Currently, the per-liter fuel tax on gasoline stands at 615 won ($0.47), down 205 won or 25 percent from the previous 820 won. The figure for diesel is 369 won, down 212 won or 37 percent from the previous 581 won.

The Ministry of Economy and Finance first introduced a fuel tax cut of 37 percent in July last year. It then raised the figure to 25 percent in January this year and has since left the rate unchanged.

Data from Opinet, a fuel price information platform operated by Korea National Oil Corp. showed gasoline prices averaged 1,684.05 won per liter last month and diesel prices came to 1,628.22 won.

If the tax cuts do not extend, the per-liter retail price of gasoline will rise to 1889.05 won, up 14.5 percent from last year.

However, the extension is not a foregone conclusion, since global oil prices are plunging.

The price of West Texas Intermediate crude oil for January next year came to $69.38 per barrel, Dec. 6 (local time), down 4.1 percent from the previous day. This was the first time since July 3 that the price has fallen below $70 per barrel.

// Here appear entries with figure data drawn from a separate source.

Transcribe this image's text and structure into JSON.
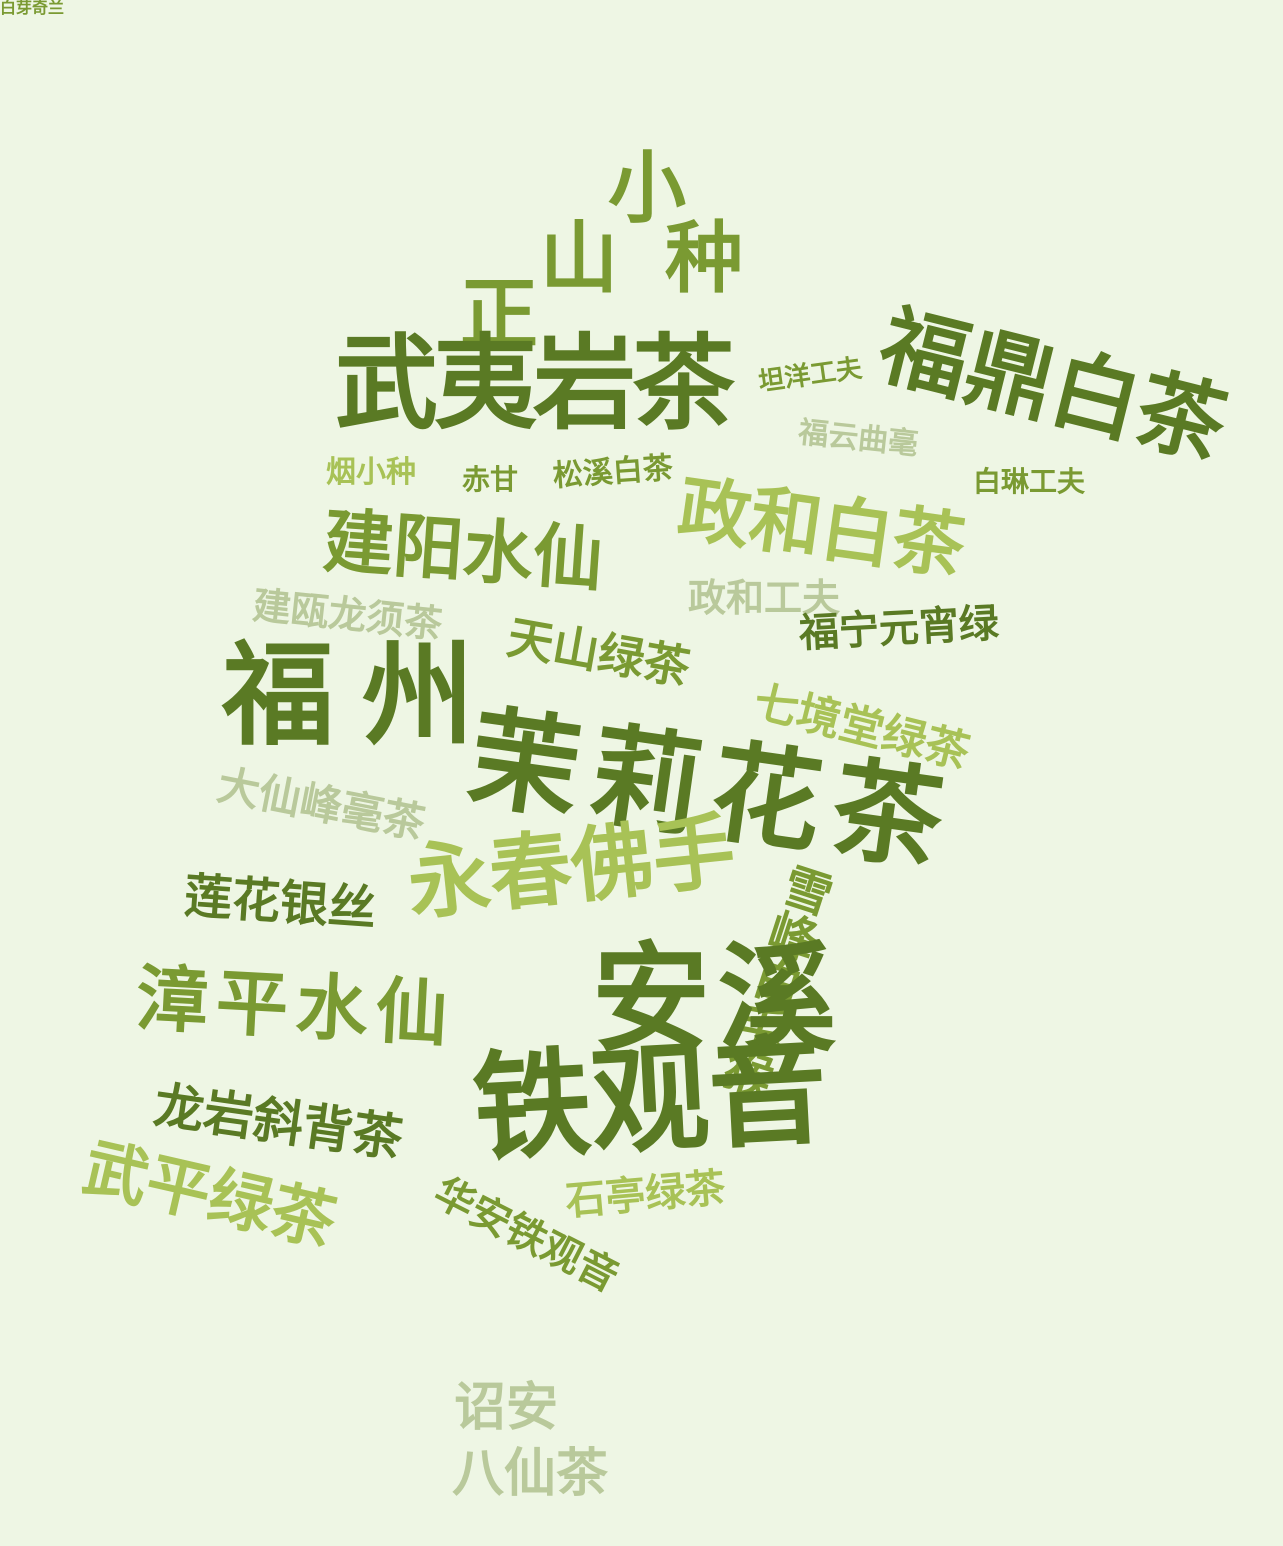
{
  "colors": {
    "background": "#eef6e4",
    "dark_green": "#5a7a24",
    "mid_green": "#7a9a32",
    "light_green": "#a8c256",
    "pale_green": "#b9c99b"
  },
  "words": [
    {
      "id": "zhengshan-xiaozhong",
      "chars": [
        "小",
        "山",
        "种",
        "正"
      ]
    },
    {
      "id": "wuyi-yancha",
      "text": "武夷岩茶"
    },
    {
      "id": "fuding-baicha",
      "text": "福鼎白茶"
    },
    {
      "id": "tanyang-gongfu",
      "text": "坦洋工夫"
    },
    {
      "id": "fuyun-quhao",
      "text": "福云曲毫"
    },
    {
      "id": "yan-xiaozhong",
      "text": "烟小种"
    },
    {
      "id": "chigan",
      "text": "赤甘"
    },
    {
      "id": "songxi-baicha",
      "text": "松溪白茶"
    },
    {
      "id": "bailin-gongfu",
      "text": "白琳工夫"
    },
    {
      "id": "zhenghe-baicha",
      "text": "政和白茶"
    },
    {
      "id": "jianyang-shuixian",
      "text": "建阳水仙"
    },
    {
      "id": "zhenghe-gongfu",
      "text": "政和工夫"
    },
    {
      "id": "jianou-longxucha",
      "text": "建瓯龙须茶"
    },
    {
      "id": "tianshan-lvcha",
      "text": "天山绿茶"
    },
    {
      "id": "funing-yuanxiaolv",
      "text": "福宁元宵绿"
    },
    {
      "id": "fuzhou",
      "text": "福州"
    },
    {
      "id": "qijingtang-lvcha",
      "text": "七境堂绿茶"
    },
    {
      "id": "molihua-cha",
      "text": "茉莉花茶"
    },
    {
      "id": "daxianfeng-haocha",
      "text": "大仙峰毫茶"
    },
    {
      "id": "lianhua-yinsi",
      "text": "莲花银丝"
    },
    {
      "id": "yongchun-foshou",
      "text": "永春佛手"
    },
    {
      "id": "xuefeng-baimaohou",
      "text": "雪峰白毛猴"
    },
    {
      "id": "anxi",
      "text": "安溪"
    },
    {
      "id": "zhangping-shuixian",
      "text": "漳平水仙"
    },
    {
      "id": "tieguanyin",
      "text": "铁观音"
    },
    {
      "id": "longyan-xiebeicha",
      "text": "龙岩斜背茶"
    },
    {
      "id": "wuping-lvcha",
      "text": "武平绿茶"
    },
    {
      "id": "huaan-tieguanyin",
      "text": "华安铁观音"
    },
    {
      "id": "shiting-lvcha",
      "text": "石亭绿茶"
    },
    {
      "id": "baiya-qilan",
      "text": "白芽奇兰"
    },
    {
      "id": "zhaoan",
      "text": "诏安"
    },
    {
      "id": "baxiancha",
      "text": "八仙茶"
    }
  ]
}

Brent crude oil for January delivery stood at $74.30 per barrel on the London Intercontinental Exchange (ICE), down 3.8 percent from the previous session.

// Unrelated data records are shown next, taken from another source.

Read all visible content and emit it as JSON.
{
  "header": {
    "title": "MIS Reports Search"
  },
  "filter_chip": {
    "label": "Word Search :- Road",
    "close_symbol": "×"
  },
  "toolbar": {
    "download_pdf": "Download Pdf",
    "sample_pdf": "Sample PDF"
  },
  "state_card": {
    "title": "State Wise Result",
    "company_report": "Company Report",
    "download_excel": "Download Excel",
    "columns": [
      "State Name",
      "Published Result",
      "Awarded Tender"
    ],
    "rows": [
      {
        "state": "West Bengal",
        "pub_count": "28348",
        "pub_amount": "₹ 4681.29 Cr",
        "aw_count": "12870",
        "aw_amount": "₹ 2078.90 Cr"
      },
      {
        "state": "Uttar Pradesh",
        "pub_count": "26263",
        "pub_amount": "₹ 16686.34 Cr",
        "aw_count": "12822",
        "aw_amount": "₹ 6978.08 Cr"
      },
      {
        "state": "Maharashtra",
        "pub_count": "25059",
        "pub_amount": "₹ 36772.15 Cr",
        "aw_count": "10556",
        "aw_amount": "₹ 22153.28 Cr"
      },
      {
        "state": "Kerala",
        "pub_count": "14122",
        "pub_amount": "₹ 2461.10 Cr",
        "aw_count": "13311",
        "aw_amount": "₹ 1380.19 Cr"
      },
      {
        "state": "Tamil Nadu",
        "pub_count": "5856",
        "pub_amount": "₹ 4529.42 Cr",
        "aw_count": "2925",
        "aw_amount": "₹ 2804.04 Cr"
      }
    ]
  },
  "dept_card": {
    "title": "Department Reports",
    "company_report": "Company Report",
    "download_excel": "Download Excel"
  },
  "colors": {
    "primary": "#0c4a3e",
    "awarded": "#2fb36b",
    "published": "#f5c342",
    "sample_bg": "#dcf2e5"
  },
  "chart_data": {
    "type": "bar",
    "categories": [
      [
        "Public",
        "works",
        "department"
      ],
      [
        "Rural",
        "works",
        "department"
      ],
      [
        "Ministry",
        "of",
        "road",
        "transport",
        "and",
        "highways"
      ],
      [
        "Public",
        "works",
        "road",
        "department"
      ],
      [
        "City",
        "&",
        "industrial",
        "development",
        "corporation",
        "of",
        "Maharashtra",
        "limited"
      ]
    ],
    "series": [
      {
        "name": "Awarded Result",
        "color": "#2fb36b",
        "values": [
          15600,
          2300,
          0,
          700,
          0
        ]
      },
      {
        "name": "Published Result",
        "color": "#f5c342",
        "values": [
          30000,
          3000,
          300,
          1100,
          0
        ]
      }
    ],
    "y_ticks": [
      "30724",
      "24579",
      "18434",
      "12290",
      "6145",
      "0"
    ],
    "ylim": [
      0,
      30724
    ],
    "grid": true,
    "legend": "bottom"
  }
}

Also advancing the view against the extension is the declining national tax revenue total, as well as recommendations from international organizations such as the International Monetary Fund (IMF) and the OECD that the extension be terminated as scheduled.

The two organizations said a more income-targeted approach is preferred to a blanket policy from the long-term fiscal soundness perspective.